About a year ago I wrote a blog post describing how Rick Howard, CIO of the Oregon Department of Human Services, was determined to make incremental changes to infrastructure to provide a comprehensive view of clients and populations that Oregon DHS serves.
Howard said he was determined to break down barriers between applications for public health and child welfare, for instance. By shifting to a more modern architecture that involves a data warehouse and shared Web services, Oregon should be able to track common clients across multiple systems, integrate case management services and share common business processes.
I just finished up some reporting for Public CIO magazine that called my attention again to the challenges facing state-level IT leaders in the health reform era, including the creation of health insurance exchanges.
For the article, I interviewed Ivan Handler, CIO of the Illinois Department of Healthcare and Family Services, and Rich Campbell, director of systems and monitoring, and Medicaid CIO for the Washington State Department of Social and Health Services.
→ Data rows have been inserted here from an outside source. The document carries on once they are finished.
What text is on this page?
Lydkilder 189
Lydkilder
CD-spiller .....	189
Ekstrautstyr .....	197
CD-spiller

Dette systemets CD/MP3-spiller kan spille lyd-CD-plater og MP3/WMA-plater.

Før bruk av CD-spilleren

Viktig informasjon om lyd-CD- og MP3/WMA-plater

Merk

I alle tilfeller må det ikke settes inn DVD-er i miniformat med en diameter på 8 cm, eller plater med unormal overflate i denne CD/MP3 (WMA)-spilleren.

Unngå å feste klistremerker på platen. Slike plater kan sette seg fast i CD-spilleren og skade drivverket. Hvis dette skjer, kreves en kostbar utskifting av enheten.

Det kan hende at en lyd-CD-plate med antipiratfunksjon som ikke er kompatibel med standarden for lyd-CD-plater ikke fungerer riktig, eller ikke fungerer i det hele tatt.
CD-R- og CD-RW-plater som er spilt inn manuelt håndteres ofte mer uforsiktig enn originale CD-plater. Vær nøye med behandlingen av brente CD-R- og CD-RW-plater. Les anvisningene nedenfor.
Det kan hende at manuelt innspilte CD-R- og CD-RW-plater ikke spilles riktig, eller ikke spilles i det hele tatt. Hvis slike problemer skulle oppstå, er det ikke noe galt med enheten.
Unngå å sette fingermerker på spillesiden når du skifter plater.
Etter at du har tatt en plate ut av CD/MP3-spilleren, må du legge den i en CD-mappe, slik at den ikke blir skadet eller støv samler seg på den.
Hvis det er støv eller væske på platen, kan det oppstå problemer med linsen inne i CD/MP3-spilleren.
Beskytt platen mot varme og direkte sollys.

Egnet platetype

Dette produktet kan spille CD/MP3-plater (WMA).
Handler told me his agency has to be prepared to handle a half million new Medicaid enrollees in 2014, yet the legacy systems that handle Medicaid, the Children’s Health Insurance Program and Child Support Services were developed in-house more than 20 years ago. He is considering acquiring business services hosted in the cloud instead of procuring and running systems in-house because he is convinced he doesn’t have the financial or staff resources to pull off the transition in time.
Campbell said Washington’s Medicaid Management Information System was recently upgraded to a Web service-oriented framework. But as the state begins moving toward health insurance exchange planning, he said he doubts the state’s legacy eligibility system would support it.
To help CIOs such as Handler and Campbell, the U.S. Department of Health and Human Services plans to offer an enhanced federal matching rate of 90 percent for the design and development of new systems and 75 percent for the maintenance and operation of Medicaid eligibility systems. But Campbell said that given his state’s financial constraints, it is difficult even to come up with the 10 percent.
“We have to fight for that,” he told me. “Also, we have had staffing cuts, so maintaining the expertise and bandwidth to make change is becoming more difficult. And there is so much change so fast, it is hard to absorb.”
But no matter how difficult the transition is, the federal government has gotten its act together and is clear about the direction it wants state leaders to go, noted Lynn Dierker, senior program director for the nonprofit National Academy for State Health Policy. “They are signaling how the state IT infrastructure pieces can be used to leverage each other,” she said, “and they are providing the funding to pull it off.”